To evaluate the functional connectivity of the fronto-parietal networks (FPN) known to be associated with EF, in migraine without aura (MwoA) patients, in the interictal period, in comparison to healthy controls (HC).


Using resting-state functional MRI (RS-fMRI), we compared functional connectivity within the FPN in 14 patients with MwoA versus 14 sex- and age-matched HC, and assessed the correlation between functional connectivity within FPN, clinical features of MwoA patients, and EF. We used voxel-based morphometry to assess whether between-group differences in functional connectivity were dependent on structural differences.


Neuropsychological data revealed no significant executive dysfunction in MwoA patients.

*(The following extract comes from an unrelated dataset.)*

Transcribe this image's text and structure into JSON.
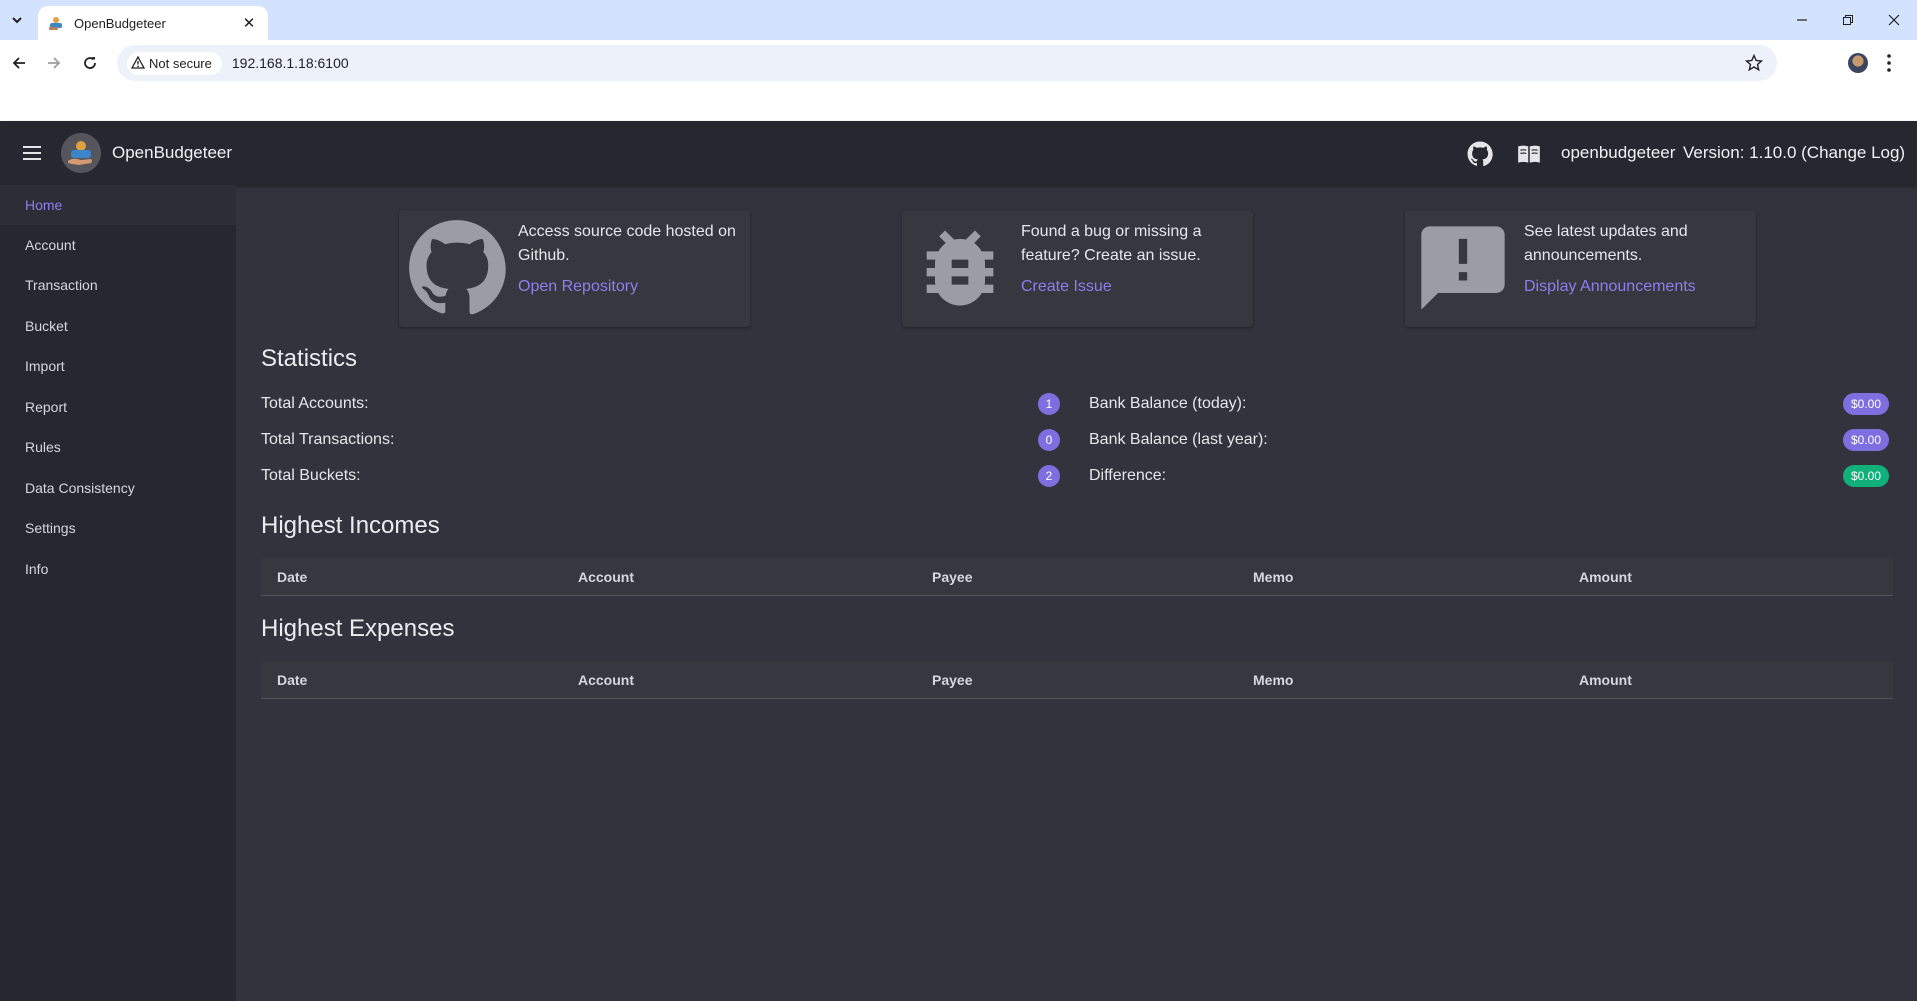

RS-fMRI showed that MwoA patients, compared to HC, had significant functional connectivity reduction within the right FPN and specifically in the middle frontal gyrus (MFG) and the dorsal anterior cingulate cortex. In addition, we found that MFG reduced connectivity was negatively correlated with the pain intensity of migraine attacks. There were no structural differences between the two groups.


Our data suggest that, even in the absence of clinically evident EF deficits, MwoA is associated with reduced FPN functional connectivity. This study provides further insights into the complex scenario of migraine mechanisms.